In an article called “Confession of a Small-Group Leader” Joe Higginbotham said of himself that his group was successful because “The nonchurchy, spontaneous atmosphere of our group was its most basic appeal.”

The Good News of South Florida Newspaper said that “small groups need to be managed”. Of course they do, much like any corporate department.

This gives rise to the new phenomena of the “church without walls”. Small Groups extending into the world where people, in a non-churchy environment, managed by champion leaders, and chosen on the basis as to whether they will be liked or not, has a trendy kick to it. Realize listener that the feel good church of the future must continue to create trendy applications in order for you, the non-denominational, unchurched attendee feels a sense of belonging that is indiscriminatory. Don’t you feel good about that?
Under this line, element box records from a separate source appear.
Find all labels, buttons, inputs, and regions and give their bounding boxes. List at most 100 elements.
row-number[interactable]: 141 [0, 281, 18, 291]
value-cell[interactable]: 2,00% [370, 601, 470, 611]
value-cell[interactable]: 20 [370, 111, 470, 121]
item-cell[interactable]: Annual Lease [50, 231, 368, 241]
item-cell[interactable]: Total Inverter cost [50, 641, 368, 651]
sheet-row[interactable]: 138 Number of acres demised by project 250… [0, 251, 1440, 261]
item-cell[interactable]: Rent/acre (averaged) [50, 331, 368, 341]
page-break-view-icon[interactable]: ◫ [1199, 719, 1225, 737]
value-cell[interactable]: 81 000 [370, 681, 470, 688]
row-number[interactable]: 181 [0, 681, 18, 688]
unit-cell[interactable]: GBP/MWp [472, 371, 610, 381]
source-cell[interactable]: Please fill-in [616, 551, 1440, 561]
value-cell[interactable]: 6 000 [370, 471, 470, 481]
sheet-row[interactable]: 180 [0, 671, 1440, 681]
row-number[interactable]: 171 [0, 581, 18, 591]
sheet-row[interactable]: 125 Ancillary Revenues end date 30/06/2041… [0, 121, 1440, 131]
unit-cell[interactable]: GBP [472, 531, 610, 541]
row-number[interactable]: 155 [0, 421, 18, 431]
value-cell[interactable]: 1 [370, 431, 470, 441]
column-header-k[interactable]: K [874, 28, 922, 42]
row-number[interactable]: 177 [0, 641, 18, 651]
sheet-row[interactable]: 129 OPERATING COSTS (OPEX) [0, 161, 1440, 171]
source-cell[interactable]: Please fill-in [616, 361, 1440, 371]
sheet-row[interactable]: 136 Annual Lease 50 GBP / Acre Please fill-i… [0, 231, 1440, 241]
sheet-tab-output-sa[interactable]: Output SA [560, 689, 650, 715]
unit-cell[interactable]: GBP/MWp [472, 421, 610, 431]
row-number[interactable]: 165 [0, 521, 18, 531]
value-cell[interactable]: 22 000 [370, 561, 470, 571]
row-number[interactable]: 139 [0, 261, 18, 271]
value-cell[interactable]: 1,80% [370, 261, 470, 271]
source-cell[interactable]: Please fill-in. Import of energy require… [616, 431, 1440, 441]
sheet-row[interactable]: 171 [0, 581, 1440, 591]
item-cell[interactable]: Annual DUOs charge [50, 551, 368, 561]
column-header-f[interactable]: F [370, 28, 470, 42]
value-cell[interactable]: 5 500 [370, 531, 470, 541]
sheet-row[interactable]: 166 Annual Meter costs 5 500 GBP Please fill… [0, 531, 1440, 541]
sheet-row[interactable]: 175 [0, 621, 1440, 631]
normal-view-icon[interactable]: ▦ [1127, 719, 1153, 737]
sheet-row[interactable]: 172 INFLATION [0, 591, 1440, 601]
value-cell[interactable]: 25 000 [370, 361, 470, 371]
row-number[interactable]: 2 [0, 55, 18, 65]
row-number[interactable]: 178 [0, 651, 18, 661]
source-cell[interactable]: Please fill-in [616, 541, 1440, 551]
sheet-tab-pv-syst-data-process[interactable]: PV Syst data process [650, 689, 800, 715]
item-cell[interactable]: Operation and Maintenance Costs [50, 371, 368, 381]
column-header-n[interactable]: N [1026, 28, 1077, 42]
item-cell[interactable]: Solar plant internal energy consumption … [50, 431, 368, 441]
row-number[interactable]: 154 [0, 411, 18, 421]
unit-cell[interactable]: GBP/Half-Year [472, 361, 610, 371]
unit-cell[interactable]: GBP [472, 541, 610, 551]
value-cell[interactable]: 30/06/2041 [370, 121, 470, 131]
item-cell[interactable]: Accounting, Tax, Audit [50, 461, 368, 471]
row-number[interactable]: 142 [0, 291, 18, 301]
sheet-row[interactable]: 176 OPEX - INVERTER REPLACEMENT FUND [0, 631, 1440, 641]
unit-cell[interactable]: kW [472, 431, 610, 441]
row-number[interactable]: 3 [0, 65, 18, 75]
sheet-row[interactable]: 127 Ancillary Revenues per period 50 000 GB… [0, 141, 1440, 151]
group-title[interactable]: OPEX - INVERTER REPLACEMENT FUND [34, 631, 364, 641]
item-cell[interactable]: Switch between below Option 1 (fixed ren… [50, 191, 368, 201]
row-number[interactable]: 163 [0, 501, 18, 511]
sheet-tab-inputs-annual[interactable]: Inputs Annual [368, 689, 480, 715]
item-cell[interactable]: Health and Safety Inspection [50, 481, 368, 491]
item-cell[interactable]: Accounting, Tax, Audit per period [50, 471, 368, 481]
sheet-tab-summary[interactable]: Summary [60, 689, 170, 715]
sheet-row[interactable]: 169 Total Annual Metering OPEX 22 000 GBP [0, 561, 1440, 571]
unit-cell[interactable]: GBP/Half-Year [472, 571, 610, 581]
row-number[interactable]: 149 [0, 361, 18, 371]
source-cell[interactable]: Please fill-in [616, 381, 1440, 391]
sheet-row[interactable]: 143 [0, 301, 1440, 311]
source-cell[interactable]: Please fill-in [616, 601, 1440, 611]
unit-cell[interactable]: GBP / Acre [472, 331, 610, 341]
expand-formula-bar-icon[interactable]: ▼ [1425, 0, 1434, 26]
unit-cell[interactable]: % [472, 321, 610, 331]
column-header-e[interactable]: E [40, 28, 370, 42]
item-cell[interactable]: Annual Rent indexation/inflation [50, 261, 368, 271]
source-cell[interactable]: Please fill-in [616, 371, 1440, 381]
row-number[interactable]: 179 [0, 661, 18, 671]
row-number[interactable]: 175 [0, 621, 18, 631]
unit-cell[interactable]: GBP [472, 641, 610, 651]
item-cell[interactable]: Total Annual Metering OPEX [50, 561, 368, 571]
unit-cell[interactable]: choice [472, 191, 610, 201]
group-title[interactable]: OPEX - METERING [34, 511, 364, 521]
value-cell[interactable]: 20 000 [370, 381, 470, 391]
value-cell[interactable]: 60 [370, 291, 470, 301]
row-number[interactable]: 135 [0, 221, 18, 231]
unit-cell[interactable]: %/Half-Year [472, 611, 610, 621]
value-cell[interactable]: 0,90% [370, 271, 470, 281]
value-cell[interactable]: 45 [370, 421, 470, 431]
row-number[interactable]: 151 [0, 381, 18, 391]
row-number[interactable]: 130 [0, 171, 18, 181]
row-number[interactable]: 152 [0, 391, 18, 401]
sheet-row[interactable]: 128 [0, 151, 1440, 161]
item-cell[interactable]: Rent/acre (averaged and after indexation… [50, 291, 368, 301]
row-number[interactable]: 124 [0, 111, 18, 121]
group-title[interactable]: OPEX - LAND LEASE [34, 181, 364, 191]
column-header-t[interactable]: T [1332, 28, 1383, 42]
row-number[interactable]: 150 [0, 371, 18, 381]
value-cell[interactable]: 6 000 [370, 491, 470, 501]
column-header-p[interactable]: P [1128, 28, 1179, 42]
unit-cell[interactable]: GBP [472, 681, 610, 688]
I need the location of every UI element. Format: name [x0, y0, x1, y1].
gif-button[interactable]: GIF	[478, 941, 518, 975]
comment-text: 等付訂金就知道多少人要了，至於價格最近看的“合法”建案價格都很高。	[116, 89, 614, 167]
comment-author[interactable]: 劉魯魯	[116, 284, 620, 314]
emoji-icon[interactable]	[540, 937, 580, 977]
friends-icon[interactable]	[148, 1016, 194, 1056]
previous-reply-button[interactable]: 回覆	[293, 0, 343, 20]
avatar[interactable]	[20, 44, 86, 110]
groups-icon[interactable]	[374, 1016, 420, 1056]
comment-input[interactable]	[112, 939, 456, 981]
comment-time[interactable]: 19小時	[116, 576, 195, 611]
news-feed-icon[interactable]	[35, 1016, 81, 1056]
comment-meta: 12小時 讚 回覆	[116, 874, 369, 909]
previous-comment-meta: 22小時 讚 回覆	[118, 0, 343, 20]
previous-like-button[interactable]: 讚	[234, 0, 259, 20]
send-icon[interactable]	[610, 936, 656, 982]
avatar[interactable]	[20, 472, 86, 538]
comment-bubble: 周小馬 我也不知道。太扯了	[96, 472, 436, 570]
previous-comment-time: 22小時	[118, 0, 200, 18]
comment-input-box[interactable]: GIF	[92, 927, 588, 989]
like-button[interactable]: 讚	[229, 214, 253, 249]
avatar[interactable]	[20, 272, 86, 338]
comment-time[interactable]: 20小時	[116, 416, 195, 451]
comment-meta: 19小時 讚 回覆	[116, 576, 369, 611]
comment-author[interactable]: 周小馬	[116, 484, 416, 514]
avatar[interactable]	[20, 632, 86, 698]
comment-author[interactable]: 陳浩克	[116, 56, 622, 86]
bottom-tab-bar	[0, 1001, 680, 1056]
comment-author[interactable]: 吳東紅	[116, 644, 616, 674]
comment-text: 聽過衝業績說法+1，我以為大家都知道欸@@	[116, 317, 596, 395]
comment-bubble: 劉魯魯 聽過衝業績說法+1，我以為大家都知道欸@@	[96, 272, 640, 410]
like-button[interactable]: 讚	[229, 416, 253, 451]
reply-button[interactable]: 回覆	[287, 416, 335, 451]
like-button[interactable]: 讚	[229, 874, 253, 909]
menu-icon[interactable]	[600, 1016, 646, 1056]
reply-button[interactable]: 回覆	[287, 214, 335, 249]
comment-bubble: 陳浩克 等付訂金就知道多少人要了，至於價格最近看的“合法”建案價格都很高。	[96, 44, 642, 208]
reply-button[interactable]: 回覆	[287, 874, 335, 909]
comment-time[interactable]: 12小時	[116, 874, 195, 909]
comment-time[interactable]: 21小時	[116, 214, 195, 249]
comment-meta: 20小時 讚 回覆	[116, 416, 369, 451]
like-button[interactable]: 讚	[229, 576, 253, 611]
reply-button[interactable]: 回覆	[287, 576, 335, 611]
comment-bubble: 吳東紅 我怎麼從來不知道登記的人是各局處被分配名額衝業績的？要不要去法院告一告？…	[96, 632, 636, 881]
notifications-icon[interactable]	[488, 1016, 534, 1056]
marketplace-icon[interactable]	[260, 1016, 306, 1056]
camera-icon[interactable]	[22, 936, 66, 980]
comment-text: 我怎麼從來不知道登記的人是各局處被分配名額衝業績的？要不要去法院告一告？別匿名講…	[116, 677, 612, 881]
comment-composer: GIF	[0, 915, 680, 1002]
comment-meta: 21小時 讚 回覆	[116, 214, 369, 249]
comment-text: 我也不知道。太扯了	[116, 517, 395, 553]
But, as false shepherds continue to propagate such irreverent anti-biblical concepts to abdicate themselves from actually caring for the flock as a flock in expository biblical teaching, and pastoral duties, more and more mainline denominations are picking up bad habits of such abdication because they see that their churches are losing ground to that which is more trendy and popular. In allowing others to take over pastoral responsibility, churches are growing, so they think, erroneously, that it can’t be all bad if growth is inevitable. Growth, they think, in numbers, gives them the ability for their church to do good. But what does that have to do with the glory of Jesus Christ?

True pastors, however, hold to the Bible. The Bible is quite plain on this point. Pastors are not to abandon their flock, or give up their responsibility to preaching and teaching the truth to them.

Ephesians 4:11-12, “And he gave the apostles, the prophets, the evangelists, the pastors and teachers, to equip the saints for the work of ministry, for building up the body of Christ.”

Now, many pseudo pastors will whine and wail on this note, and hold steadfast to the corporate principle that their churches are thriving because small group departments are succeeding. But if that’s the case, the best thing that small groups actually do is demonstrate that the pseudo pastor who is leading that church is no pastor at all. The success of the small group over their leadership and preaching of the flock themselves is a true sign that demonstrates their inadequacy to take a leadership role and equip the flock, and further demonstrates that their abdication is a sign that they should have never been behind the pulpit in the first place.

This is Dr. Matthew McMahon signing off.